Suellen Amorim/ Estadão
Suellen Amorim/ Estadão

Condutor da tocha é retirado do percurso no Rio pela Força Nacional

Tarcisio Gomes protestava contra Temer e disse que sua “calça caiu”

Suellen Amorim, Estadão Conteúdo

03 de agosto de 2016 | 12h19

Um condutor da Tocha Olímpica foi imobilizado por agentes da Força Nacional de Segurança e retirado do percurso quando promovia um protesto contra o presidente interino Michel Temer na rua do Livramento, na zona portuária do Rio, nesta quarta (3).  Tarcisio Carlos Rodrigues Gomes,  de 31 anos, com a bermuda abaixada, exibia as palavras “Fora Temer” nas nádegas expostas por um biquíni cavado, de oncinha, enquanto um agente torcia seu braço para conduzi-lo. Foi dominado no chão e teve a tocha retirada das suas mãos por agentes da Força. Ao Estado, por telefone, disse que sua “calça caiu”.

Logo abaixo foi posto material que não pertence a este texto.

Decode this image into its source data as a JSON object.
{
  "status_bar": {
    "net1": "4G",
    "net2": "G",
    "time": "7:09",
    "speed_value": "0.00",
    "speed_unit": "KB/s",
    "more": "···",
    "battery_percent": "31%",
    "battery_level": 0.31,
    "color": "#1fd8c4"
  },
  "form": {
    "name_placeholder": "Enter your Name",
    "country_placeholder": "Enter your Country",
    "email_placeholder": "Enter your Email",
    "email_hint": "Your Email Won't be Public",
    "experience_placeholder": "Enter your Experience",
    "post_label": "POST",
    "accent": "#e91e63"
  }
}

Tarcísio é músico e toca nos blocos de carnaval “Amigos da Onça” e no “Vulcão Erupçado”. Amigos de Gomes o aplaudiram e gritaram palavras de ordem contra o presidente interino. Um vídeo do incidente foi postado no Twitter pelo usuário Leonardo Guidolini (@guidolinil).

“É uma forma de protestar contra a ‘cidade do medo’ que vivemos durante a Olimpíada. Estamos sufocados”, disse o produtor cultural Diogo Rodrigues,  27, amigo de Tarcísio.

A contadora Sérgia Rodrigues, 46, prima de Tarcísio, disse que Gomes “desligou duas vezes na cara do pessoal do COB (Comitê Olímpico Brasileiro), que ligou para ele (para fazer o convite). Pensou que era mentira”, disse ela, que seguiu o músico no trajeto. Uma vez escolhido para levar o fogo olímpico, ele resolveu fazer usar o momento para fazer um protesto contra o presidente em exercício, Michel Temer.

De acordo com o Comitê Rio 2016, Gomes teria se jogado no chão e, por motivos de segurança, foi carregado . Um agente da Força Nacional retirou a tocha de suas mãos e passou o fogo olímpico para o próximo condutor. Então o gás da tocha levada por Gomes foi desligado. 

O  Rio 2016 informou ainda que o condutor da tocha assina um termo de compromisso e não pode fazer nenhum tipo de manifestação política. O regulamento não prevê nenhum tipo de sanção, mas o condutor assume um compromisso. O comitê reiterou que o revezamento é apartidário e apolítico, não cabendo manifestações nesse momento.